Volunteers reopen trails at former Dutch Hill Ski Area
READSBORO — All they need now is some snow, which shouldn't be a problem in this Southern Vermont hilltown.
Volunteers with the Dutch Hill Alliance of Skiers and Hikers have cleared some of the overgrown trails of the former downhill ski area off Route 100, carving out a winter recreation site for back-country and cross-country skiing, sledding, snowshoeing and more.
"This is really looking nice," said Bill Beattie, president of the organization. "We are excited; there is definitely going to be skiing this winter."
He said volunteers from as far as Albany, N.Y., and Sutton, Mass., had heard of the ongoing project and showed up for trail-opening work sessions during September and October. They were joined by members of the local organization — a recently formed chapter of the Catamount Trail Association — most of whom live in Southern Vermont or nearby Berkshire County in Massachusetts.

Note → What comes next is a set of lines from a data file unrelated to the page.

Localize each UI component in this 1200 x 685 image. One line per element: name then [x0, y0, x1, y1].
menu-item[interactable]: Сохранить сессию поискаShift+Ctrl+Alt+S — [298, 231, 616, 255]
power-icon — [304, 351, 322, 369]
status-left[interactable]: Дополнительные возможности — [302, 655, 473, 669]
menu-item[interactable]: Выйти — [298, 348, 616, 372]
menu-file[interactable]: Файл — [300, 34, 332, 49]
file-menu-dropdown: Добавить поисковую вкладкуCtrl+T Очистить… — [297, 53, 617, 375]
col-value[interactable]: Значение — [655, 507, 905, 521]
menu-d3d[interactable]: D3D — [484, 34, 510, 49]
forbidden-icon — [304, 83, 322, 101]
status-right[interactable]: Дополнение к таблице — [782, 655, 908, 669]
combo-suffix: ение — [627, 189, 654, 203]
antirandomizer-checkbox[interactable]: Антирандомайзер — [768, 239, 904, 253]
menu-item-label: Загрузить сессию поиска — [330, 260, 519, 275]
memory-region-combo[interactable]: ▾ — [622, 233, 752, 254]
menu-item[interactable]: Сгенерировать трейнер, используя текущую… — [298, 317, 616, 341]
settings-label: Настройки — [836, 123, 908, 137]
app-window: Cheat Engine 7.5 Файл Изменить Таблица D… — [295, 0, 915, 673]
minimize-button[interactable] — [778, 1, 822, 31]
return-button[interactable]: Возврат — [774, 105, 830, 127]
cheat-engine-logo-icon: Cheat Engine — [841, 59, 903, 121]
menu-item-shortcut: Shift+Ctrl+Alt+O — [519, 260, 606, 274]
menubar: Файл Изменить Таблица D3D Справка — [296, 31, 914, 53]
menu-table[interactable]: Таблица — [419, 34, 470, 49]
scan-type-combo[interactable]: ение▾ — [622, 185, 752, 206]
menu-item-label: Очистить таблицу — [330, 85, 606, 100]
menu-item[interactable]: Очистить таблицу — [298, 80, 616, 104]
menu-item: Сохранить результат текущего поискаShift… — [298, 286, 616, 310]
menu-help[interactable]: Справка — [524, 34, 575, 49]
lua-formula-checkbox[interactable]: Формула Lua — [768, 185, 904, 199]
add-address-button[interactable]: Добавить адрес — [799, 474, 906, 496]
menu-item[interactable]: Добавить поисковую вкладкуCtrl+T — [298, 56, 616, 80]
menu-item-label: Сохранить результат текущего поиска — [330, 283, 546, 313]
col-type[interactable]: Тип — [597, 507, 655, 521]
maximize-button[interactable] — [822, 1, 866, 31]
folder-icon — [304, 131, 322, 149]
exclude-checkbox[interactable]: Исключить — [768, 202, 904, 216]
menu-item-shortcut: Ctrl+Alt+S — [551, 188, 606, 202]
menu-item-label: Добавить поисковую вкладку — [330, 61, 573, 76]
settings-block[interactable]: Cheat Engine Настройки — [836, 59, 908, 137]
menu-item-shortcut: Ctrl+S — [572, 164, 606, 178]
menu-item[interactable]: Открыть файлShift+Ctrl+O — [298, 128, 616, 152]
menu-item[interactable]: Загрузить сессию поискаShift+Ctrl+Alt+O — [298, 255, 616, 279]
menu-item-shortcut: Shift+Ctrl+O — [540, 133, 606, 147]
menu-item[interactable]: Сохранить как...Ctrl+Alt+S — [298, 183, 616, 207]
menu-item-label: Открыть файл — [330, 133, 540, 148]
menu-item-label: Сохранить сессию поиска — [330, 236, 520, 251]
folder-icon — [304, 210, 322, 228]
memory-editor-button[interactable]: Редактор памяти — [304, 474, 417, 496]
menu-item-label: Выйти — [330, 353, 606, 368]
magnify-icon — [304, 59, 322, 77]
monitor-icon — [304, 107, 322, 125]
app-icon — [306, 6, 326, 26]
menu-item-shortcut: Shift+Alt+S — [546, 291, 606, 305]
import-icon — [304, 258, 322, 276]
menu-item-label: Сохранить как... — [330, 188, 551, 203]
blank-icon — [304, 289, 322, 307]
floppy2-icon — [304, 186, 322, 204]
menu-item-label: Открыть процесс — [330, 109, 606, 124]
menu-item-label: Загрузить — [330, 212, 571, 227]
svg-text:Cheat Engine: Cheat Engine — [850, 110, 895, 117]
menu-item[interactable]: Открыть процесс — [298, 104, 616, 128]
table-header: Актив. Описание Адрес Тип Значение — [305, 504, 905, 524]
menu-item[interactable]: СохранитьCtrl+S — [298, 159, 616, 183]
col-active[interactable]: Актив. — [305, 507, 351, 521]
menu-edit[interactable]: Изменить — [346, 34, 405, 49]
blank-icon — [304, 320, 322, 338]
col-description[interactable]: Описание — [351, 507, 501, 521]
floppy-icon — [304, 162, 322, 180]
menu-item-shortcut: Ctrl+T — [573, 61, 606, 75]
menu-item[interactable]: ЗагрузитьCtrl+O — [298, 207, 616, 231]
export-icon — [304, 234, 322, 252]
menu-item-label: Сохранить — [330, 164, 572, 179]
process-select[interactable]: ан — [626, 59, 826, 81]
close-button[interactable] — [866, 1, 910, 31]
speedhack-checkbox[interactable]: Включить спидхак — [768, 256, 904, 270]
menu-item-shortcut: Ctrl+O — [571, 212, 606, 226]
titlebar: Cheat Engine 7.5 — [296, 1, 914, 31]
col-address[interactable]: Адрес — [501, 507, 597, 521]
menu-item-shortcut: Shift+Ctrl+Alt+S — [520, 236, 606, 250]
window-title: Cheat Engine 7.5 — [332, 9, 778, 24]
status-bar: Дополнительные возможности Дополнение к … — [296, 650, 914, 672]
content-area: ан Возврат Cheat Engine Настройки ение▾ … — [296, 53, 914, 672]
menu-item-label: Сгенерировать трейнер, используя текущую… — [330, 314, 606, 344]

Beattie said the work parties were held on weekends and during the week, with crews ranging from a high of 17 to a few individuals from the immediate area — known as the Heartwellville section of Readsboro.
Beattie lives about eight miles away, in Clarksburg, Mass.
The trail work is being undertaken in cooperation with the U.S. Forest Service, as the former ski area, which closed in 1985, now is part of the Green Mountain National Forest.
In late 2016, the Forest Service issued a management plan that covered timber harvesting, wildlife enhancement and recreation goals for thousands of acres of the national forest south of Route 9. As part of that plan, an 87-acre section of the northern half of the historic ski area was designated for non-motorized winter recreation.
To carry out some of the forest improvement initiatives, the Forest Service identified partnering with volunteer groups as essential. Members of DHASH, which organized and incorporated around the time the forest plan was rolled out, stepped in to help coordinate the Dutch Hill project and provide some labor.
Its agreement with the Forest Service specifies the volunteer trail work that will be done, with the Forest Service establishing protocols about what types of vegetation may be cut, when the cutting should take place and in which locations.
Beattie said those considerations include not clear-cutting former ski trails to appear as they did when Dutch Hill was in operation, leaving a glade effect. From a skiing viewpoint, he said, the trees that are left standing are expected to provide some shade to help preserve the snowcover.
The former Yankee Doodle Trail at Dutch Hill has been opened, he said, along with another, more gradual trail to the summit for climbing using ski skins, cross-country skis or snowshoes.
Yankee Doodle was considered and intermediate to expert trail for downhill skiing.
The old Dutch Meadows slope also was opened. That was a beginner's slope, located close to the turnoff from Route 100, which will provide a wide area for skiing, sledding, tubing and similar activities.
Over time, the group plans to open and mark more old Dutch Hill trails in cooperation with the Forest Service, Beattie said, but at the moment, volunteers have called a halt to the trail work during Vermont's deer hunting season.
The former Dutch Hill, which opened in 1945 along with many other small areas during a post-World War II surge in interest in the sport, had a rope tow, T-Bar and J-Bar but no chair lifts. The lift equipment has been removed.
Information about DHASH and a map of the site can be found at www.dhash4vt.org.